Kahlfuss: „Maßnahme ist purer Aktionismus“

„Diese Brüsseler Maßnahme ist purer Aktionismus. Und für die betreffenden Fischer bedeutet sie einen harten Schlag“, verdeutlicht Norbert Kahlfuss, Präsident des Landesverbandes der Kutter- und Küstenfischer MV. Er verweist dabei auch auf Aussagen des Thünen-Institutes für Ostseefischerei in Rostock. Demnach hatten die Wissenschaftler erklärt, dass ein sofortiger Fangstopp am Zustand des Ostdorsch-Bestandes wenig ändere.
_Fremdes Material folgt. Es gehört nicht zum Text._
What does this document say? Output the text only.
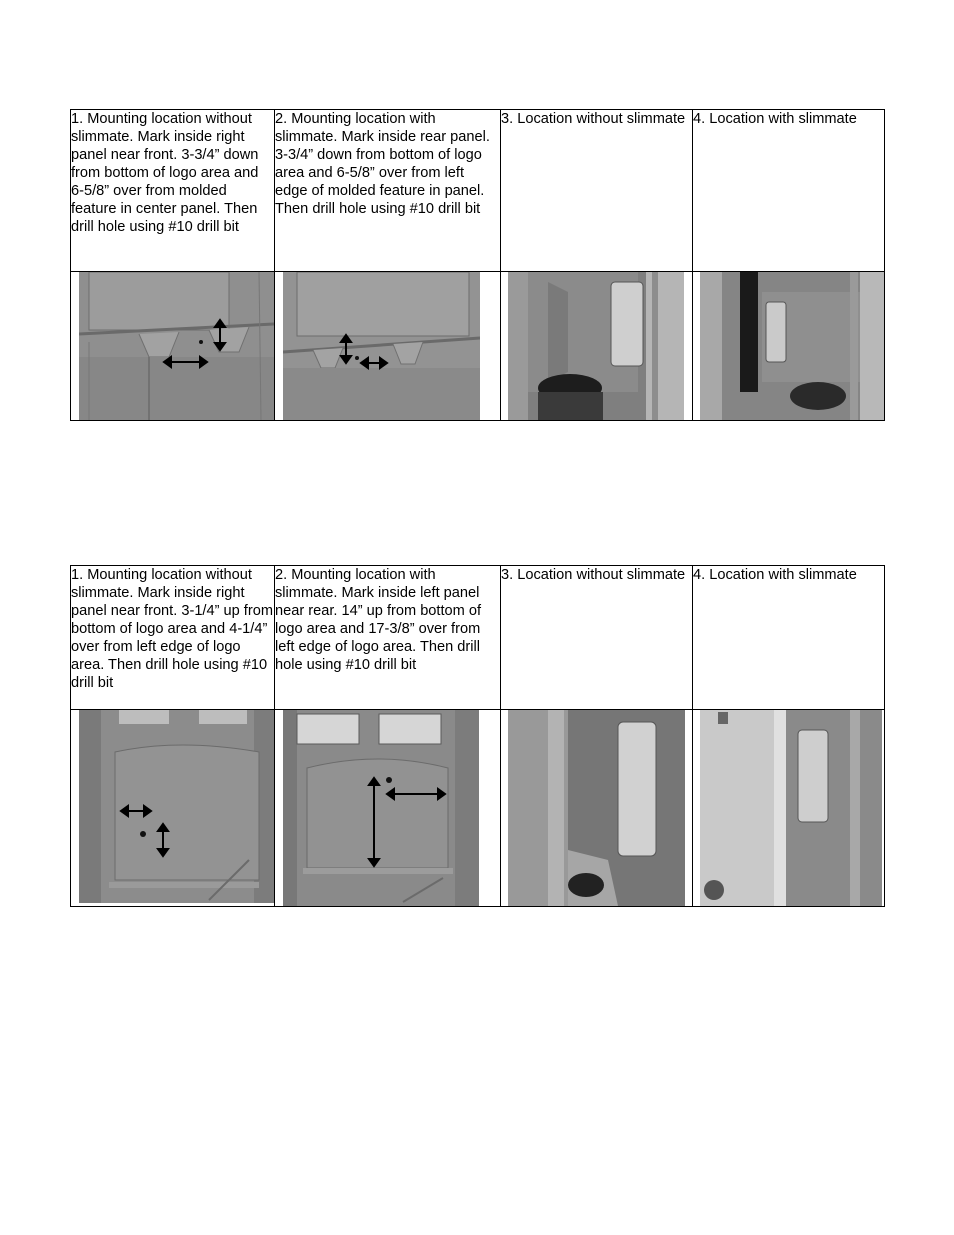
1. Mounting location without slimmate. Mark inside right panel near front. 3-3/4” down from bottom of logo area and 6-5/8” over from molded feature in center panel. Then drill hole using #10 drill bit	2. Mounting location with slimmate. Mark inside rear panel. 3-3/4” down from bottom of logo area and 6-5/8” over from left edge of molded feature in panel. Then drill hole using #10 drill bit	3. Location without slimmate	4. Location with slimmate

1. Mounting location without slimmate. Mark inside right panel near front. 3-1/4” up from bottom of logo area and 4-1/4” over from left edge of logo area. Then drill hole using #10 drill bit	2. Mounting location with slimmate. Mark inside left panel near rear. 14” up from bottom of logo area and 17-3/8” over from left edge of logo area. Then drill hole using #10 drill bit	3. Location without slimmate	4. Location with slimmate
Für Kahlfuss stellen die Sofortmaßnahmen nur einen „Vorboten für das kommende Jahr“ dar. Dann drohen nämlich auch in der Arkonasee eine Reduzierung der Fangquote bei Dorsch von 70 Prozent und möglicherweise ein komplettes Heringsfangverbot. „Dann sind unsere Fischer tot“, sagt Kahlfuss.